Der neue Rundbrief 262 ist da!

„Passt auf, wenn ihr behauptet: „Heute oder morgen werden wir in eine bestimmte Stadt gehen und ein Jahr dort bleiben. Wir werden dort Geschäfte machen und Gewinne erzielen“. Woher wollt ihr wissen, was morgen sein wird? Euer Leben gleicht doch dem Nebel am Morgen – schon nach kurzer Zeit ist er wieder verschwunden. Stattdessen solltet ihr sagen: »Wenn der Herr es will, werden wir leben und dieses oder jenes tun.« (Jakobus 4,13-15)
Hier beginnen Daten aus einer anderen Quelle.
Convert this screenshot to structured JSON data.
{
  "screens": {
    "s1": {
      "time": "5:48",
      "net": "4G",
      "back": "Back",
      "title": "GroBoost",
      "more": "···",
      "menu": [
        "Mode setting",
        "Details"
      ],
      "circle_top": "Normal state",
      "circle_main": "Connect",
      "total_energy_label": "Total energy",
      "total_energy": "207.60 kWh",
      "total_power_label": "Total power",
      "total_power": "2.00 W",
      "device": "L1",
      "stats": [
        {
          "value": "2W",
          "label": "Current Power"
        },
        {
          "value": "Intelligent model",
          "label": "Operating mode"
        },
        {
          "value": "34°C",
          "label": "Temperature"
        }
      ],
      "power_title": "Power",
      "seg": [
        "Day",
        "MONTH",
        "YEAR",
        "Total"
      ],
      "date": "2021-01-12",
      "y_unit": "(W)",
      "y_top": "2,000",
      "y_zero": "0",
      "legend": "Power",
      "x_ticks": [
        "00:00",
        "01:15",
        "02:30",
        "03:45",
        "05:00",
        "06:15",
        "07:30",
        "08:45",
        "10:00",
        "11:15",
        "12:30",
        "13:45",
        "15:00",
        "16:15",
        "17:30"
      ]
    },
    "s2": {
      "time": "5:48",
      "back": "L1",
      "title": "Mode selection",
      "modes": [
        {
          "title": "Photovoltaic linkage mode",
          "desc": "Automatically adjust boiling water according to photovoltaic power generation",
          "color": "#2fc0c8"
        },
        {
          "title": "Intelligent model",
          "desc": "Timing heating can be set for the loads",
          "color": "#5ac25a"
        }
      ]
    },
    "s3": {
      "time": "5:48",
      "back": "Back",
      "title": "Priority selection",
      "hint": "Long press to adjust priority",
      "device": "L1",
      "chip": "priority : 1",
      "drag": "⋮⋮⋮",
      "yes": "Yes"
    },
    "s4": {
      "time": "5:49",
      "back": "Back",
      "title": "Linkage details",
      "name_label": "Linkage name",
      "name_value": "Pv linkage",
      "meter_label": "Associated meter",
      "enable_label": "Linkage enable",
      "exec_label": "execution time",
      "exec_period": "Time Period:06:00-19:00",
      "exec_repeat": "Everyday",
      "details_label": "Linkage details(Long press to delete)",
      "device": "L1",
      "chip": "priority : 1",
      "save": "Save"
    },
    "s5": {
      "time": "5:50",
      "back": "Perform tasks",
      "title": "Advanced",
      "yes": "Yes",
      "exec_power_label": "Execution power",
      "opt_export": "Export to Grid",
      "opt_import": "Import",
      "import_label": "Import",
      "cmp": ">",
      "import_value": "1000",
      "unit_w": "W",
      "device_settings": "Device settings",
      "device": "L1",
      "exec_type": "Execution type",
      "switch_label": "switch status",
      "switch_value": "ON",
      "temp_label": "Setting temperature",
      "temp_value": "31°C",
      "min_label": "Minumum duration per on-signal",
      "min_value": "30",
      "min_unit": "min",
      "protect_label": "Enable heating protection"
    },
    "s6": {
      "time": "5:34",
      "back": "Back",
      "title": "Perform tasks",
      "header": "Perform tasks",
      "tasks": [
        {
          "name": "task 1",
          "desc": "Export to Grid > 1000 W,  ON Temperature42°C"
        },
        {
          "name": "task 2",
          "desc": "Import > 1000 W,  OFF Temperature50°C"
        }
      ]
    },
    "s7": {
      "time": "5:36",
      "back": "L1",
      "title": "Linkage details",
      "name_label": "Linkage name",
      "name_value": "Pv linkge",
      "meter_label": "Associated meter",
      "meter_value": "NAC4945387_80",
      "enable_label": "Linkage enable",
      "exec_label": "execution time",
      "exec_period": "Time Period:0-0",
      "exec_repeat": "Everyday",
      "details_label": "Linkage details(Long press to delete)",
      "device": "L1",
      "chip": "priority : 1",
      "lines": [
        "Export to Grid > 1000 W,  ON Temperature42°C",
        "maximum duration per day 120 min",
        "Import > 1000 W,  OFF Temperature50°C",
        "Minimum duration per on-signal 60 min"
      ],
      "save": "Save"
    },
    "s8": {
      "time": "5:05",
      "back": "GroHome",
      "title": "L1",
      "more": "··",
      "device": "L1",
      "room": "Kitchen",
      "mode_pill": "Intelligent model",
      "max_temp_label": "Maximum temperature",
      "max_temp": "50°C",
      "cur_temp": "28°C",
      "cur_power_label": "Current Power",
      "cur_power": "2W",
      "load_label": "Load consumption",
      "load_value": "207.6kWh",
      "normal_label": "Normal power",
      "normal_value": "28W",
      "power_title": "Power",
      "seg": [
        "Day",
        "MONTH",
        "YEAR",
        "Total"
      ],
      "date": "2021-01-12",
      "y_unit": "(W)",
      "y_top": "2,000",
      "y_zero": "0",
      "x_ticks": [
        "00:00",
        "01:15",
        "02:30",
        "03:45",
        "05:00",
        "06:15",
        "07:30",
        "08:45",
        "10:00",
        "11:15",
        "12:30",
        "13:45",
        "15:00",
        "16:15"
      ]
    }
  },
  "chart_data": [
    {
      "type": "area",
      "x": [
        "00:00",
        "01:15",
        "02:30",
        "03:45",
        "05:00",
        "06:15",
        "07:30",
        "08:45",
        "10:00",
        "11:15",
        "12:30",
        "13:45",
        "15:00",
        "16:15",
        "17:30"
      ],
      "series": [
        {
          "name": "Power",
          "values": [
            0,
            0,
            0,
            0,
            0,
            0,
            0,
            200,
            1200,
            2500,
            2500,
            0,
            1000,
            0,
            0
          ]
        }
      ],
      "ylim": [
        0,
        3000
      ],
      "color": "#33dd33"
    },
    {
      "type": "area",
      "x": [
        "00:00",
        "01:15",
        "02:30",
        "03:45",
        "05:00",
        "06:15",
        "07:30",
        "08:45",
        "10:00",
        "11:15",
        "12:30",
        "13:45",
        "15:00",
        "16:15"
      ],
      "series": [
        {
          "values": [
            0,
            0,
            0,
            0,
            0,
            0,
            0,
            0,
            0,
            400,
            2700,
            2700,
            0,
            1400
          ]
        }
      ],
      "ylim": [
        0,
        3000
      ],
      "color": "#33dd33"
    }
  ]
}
Liebe Freunde des Missionswerks, Der Herbst ist da und mit ihm jede Menge Blätter auf dem Boden. Im großen MFB-Garten müssen säckeweise Blätter zusammengerecht und entsorgt werden. Unsere Partner in Ostafrika kennen keine vier Jahreszeiten, sondern nur den Wechsel von Trockenzeit und Regenzeit. Was uns allerdings verbindet ist die Tatsache, dass unser aller Leben unvorhersehbar verläuft. Unsere Zeit liegt in Gottes Händen (Psalm 31,16).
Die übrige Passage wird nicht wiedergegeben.